Au matin du 8 octobre, une demi-douzaine de caméras de presse se sont retrouvées à la limite administrative entre la Serbie centrale et le Kosovo pour filmer le passage d’un camion : le premier camion serbe à rentrer au Kosovo depuis la mi-juillet 2023, lorsque les autorités de Pristina ont interdit les importations depuis la Serbie après l’arrestation de trois policiers du Kosovo par la police serbe.
La veille, le 7 octobre en début d’après-midi, les autorités de Pristina ont annoncé lever cette interdiction. En cause : l’arrivée le 14 octobre du 10e sommet du Processus de Berlin, ce processus initié par l’Allemagne dans le but de favoriser la coopération entre les pays des Balkans occidentaux, ainsi que leur éventuelle entrée dans l’UE. La demande de levée de l’interdiction d’importer des marchandises de Serbie au Kosovo a été envoyée début septembre par l’envoyé spécial allemand pour les Balkans occidentaux, Manuel Zaracin, au prétexte que cette interdiction bloquait le travail du CEFTA (Accord de libre-échange centre-européen). Un ultimatum assez clair auquel Pristina a tardé à s’exécuter, et seulement à moitié. En effet, la levée de l’interdiction concerne pour le moment un seul passage administratif sur six, celui de Merdare, à une trentaine de kilomètres au nord-est de Pristina. La raison invoquée pour cette limite : l’attente, sur les autres postes administratifs, de matériels de contrôle qui devraient arriver dans les jours qui viennent.
Certains Serbes au Kosovo pensent que ce choix n’est pas innocent, d’abord parce que Merdare ne dessert pas immédiatement la partie nord du Kosovo, contrairement au passage de Jarinje. Ensuite parce que la route menant jusqu’à Merdare est longue et sinueuse, ce qui la rend peu pratique pour les poids lourds. Cette ouverture partielle serait donc un moyen d’avoir l’air de faire un geste tout en conservant la pression sur le Nord du Kosovo, à majorité serbe.
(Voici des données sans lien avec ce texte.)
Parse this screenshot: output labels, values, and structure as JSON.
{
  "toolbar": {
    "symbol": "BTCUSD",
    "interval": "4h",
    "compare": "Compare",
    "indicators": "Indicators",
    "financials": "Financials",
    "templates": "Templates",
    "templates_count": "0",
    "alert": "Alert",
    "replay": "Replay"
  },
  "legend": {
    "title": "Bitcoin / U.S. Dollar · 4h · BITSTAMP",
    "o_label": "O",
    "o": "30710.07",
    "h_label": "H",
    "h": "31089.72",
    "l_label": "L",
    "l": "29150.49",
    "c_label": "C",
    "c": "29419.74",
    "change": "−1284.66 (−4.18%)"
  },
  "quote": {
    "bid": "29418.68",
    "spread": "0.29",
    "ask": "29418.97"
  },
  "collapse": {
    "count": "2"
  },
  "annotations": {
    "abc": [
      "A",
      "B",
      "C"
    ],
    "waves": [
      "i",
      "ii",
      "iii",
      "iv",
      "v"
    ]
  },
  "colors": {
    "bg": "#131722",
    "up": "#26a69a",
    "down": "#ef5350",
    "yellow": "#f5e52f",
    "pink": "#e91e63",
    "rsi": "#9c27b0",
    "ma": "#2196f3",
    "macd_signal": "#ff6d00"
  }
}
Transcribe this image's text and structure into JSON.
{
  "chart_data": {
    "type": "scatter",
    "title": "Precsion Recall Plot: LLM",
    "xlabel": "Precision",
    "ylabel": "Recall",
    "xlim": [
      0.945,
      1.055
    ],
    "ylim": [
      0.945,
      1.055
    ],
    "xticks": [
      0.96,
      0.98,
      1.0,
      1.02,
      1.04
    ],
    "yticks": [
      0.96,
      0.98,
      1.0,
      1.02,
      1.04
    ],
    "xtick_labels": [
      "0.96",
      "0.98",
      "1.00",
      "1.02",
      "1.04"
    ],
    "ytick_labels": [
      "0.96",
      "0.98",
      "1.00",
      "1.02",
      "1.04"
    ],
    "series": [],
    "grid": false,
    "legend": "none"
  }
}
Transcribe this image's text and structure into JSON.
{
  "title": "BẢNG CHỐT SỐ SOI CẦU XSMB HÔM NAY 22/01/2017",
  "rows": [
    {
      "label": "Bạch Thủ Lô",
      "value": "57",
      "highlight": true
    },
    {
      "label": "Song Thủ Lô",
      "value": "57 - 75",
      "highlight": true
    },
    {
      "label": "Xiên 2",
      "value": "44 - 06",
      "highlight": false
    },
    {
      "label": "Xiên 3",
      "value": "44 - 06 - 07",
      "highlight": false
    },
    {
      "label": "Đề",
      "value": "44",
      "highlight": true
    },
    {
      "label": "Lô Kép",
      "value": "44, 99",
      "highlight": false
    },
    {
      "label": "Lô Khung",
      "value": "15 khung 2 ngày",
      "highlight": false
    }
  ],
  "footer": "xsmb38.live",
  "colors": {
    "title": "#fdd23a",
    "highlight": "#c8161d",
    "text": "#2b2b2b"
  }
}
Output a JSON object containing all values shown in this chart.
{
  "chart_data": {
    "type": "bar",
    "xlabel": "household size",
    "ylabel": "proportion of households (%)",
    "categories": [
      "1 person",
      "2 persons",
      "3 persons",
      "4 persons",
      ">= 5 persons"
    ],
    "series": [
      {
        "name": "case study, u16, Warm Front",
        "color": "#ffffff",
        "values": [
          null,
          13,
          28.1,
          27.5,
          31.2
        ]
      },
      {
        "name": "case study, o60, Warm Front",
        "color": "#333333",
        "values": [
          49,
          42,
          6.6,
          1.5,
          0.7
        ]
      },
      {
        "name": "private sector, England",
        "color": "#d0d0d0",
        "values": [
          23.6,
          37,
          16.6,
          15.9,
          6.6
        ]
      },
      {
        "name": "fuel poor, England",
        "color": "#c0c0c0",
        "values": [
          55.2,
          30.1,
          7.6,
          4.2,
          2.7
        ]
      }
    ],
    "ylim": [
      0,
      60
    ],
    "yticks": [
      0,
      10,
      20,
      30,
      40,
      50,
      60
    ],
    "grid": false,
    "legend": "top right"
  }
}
La nouvelle est donc accueillie tièdement par les Serbes du Kosovo, qui peinent à croire que la situation reviendra rapidement à ce qu’elle était avant cette interdiction. Pendant 15 mois, ils ont vu leurs rayons se vider de nombreux produits de consommation quotidienne, ce qui a par exemple poussé les commerçants à se tourner vers Banja Luka pour leurs importations de bière. Certaines paroisses ont également rencontré des difficultés pour s’approvisionner en cierges. Plus grave, les hôpitaux et centres de santé des enclaves serbes ont eux aussi vu leurs magasins se vider, certains médecins tirant à plusieurs reprises la sonnette d’alarme.